L’annulation du remake de Prince of Persia: The Sands of Time a été une très mauvaise nouvelle. Pour ceux qui travaillaient sur le jeu, c’était encore pire, notamment pour le comédien de doublage Eman Ayaz, qui a qualifié cette annulation de moment le plus bouleversant de sa carrière. Ayaz n’a pas appris la nouvelle par Ubisoft, mais par son frère, qui l’a interrogé après avoir lu, la semaine dernière, des articles au sujet de la restructuration de l’éditeur. Avant cela, tout allait bien : Ayaz explique qu’il tournait depuis quelques mois des éléments marketing pour le jeu, et que l’équipe avait hâte de le sortir plus tard dans l’année. L’annulation l’a totalement sidéré. Il vivait ce rôle comme une reconnaissance de son talent, et il est convaincu qu’il s’agissait de la meilleure performance de sa carrière – une performance que personne ne verra jamais.
« Il y a trois ans, j’ai décroché un rôle qui a changé ma vie dans un projet qui a changé ma vie. Le processus d’audition était exigeant : il y a eu une audition vidéo en autonomie, puis un rappel en personne, puis une lecture de “chimie” pour laquelle j’ai dû prendre l’avion. Quand j’ai eu le rôle, je me souviens avoir pleuré de joie. J’ai consacré les trois dernières années de ma vie à ce projet, et je les ai passées à connaître l’équipe, qui est devenue une famille pour moi. Je l’ai vu grandir au fil d’innombrables étapes de développement, en attendant, en attendant le jour où il sortirait enfin et où je pourrais en parler.
Cela prive le public de la possibilité de découvrir de nouvelles initiatives créatives, de réagir à des idées audacieuses, parce que nous supposons leur désintérêt avant même de leur donner l’occasion de réagir. Et dans ce genre de périodes, on a l’impression que les récits marginalisés sont les premiers à être coupés, parce qu’on les juge non essentiels. Malheureusement, l’industrie du divertissement n’est pas seulement une question de divertissement : il s’agit d’assurer des flux de trésorerie. Cela conduit à des décisions qui traitent la vie des gens comme des dommages collatéraux et l’art comme un contenu jetable. Tant d’artistes talentueux ont consacré d’innombrables heures de leur vie à faire exister cela. Et ça ne disparaît pas comme ça. Cela restera dans nos cœurs pour toujours, aussi cliché que cela puisse paraître. Ce projet m’a appris de quoi j’étais capable. Il m’a montré la vraie joie, la passion, la fraternité, l’art. Je garderai tout cela avec moi pour toujours. Ce seront les flammes qui continueront de me porter », explique Ayaz dans la vidéo ci-dessous.
Malheureusement, déposer une demande de visa pour travailler aux États-Unis n’est désormais plus possible, Ayaz étant citoyen canadien.
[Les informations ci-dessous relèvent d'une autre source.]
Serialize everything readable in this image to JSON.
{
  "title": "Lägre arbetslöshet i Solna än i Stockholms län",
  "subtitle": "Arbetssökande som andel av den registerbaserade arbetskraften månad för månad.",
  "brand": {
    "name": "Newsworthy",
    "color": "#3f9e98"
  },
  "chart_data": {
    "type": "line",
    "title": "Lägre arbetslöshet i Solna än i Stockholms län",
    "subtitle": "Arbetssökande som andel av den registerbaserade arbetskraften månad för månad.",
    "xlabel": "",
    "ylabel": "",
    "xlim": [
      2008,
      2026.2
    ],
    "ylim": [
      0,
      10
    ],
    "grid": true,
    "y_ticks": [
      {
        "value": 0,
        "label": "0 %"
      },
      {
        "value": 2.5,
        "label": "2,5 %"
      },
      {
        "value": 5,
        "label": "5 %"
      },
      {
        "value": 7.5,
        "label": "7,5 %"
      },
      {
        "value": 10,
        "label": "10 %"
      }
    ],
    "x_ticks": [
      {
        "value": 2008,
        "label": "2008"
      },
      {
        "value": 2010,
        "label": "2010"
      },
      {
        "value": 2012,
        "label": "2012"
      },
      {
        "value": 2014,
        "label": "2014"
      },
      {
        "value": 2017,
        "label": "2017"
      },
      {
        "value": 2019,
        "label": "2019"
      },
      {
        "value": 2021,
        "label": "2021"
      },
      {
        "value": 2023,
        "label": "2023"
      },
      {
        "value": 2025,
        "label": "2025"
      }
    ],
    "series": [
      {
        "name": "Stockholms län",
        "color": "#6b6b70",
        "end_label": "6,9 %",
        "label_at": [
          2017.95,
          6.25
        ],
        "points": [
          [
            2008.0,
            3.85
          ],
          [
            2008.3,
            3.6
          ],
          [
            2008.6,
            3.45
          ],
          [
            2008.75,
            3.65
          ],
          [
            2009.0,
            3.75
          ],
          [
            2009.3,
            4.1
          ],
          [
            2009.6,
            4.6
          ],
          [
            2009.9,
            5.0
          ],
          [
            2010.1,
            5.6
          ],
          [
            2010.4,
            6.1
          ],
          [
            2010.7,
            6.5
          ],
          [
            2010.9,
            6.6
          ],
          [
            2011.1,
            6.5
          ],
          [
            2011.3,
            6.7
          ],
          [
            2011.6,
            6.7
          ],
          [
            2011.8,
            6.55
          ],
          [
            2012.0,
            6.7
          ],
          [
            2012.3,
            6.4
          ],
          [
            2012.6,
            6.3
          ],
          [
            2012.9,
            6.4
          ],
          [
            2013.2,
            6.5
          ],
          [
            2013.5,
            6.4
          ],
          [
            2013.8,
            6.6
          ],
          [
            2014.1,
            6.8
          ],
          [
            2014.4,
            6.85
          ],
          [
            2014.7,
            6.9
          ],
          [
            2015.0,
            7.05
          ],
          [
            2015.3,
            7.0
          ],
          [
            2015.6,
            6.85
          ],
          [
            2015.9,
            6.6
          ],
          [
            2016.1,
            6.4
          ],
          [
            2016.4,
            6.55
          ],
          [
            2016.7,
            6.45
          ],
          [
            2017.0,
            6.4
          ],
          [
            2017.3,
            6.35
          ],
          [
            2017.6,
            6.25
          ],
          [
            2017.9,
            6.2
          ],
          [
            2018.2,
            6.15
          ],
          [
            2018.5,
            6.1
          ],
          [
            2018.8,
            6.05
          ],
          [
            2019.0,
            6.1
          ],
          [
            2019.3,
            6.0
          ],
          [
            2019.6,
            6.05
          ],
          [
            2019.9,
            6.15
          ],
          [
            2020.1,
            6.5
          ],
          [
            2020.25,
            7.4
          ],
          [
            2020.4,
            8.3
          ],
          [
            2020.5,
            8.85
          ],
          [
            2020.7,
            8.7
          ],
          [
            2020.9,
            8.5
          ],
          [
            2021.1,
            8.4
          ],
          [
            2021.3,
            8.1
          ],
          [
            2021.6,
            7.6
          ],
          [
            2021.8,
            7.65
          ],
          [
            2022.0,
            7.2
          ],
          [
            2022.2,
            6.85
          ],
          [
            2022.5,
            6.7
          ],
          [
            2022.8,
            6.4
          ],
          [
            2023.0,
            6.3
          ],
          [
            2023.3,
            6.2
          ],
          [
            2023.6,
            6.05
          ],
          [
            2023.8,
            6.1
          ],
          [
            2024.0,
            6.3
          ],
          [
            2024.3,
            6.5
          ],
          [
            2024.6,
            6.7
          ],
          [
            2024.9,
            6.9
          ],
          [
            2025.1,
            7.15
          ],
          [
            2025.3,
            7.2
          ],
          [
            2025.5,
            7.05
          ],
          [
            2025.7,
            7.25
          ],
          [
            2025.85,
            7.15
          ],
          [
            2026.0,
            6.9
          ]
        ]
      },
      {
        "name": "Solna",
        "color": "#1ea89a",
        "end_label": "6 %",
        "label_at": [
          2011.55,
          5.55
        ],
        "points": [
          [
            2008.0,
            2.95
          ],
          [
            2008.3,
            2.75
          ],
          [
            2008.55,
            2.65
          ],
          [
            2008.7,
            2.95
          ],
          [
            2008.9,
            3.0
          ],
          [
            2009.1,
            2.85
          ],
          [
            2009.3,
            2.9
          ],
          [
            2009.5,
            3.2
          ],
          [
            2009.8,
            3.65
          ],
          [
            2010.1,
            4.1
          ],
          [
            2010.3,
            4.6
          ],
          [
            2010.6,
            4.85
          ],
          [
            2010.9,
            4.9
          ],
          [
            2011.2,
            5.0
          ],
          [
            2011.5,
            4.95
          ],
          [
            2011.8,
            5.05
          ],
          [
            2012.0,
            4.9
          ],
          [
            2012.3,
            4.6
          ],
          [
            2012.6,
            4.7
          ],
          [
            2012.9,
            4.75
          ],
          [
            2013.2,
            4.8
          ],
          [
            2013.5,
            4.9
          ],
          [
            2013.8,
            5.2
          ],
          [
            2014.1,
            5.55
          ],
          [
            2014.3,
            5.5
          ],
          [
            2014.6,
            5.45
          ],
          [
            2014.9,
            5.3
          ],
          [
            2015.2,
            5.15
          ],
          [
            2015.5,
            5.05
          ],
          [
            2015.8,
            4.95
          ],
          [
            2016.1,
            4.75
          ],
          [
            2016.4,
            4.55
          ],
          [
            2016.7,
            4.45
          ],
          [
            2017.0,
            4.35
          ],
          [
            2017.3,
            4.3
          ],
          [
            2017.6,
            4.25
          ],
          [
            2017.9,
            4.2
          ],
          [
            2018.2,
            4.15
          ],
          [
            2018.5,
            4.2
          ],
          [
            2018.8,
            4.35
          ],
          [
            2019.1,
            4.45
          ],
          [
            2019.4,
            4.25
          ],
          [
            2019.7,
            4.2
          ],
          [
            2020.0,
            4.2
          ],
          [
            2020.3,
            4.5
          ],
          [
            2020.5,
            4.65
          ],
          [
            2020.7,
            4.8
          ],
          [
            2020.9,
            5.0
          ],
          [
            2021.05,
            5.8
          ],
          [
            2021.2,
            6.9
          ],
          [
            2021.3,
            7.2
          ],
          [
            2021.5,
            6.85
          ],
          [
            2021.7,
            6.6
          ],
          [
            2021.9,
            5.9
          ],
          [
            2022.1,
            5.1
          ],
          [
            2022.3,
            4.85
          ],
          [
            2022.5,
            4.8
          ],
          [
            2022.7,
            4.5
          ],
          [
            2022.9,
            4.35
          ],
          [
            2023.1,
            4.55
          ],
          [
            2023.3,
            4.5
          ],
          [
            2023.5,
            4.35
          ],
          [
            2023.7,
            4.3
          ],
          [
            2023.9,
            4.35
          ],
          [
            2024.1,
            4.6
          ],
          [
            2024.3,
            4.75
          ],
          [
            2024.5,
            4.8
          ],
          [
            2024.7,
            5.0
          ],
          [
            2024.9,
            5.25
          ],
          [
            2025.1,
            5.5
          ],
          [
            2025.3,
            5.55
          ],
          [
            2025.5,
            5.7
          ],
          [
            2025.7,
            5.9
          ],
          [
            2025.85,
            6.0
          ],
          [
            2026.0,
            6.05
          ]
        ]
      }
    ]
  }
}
Il reste en outre lié par un accord de confidentialité : il ne peut donc pas parler des détails du projet ni partager publiquement son travail. « C’est comme si ça n’avait jamais existé », dit-il. Un rôle principal dans une grosse production peut lancer une carrière, car, comme on l’a vu tant de fois, plus on travaille, plus on obtient de travail.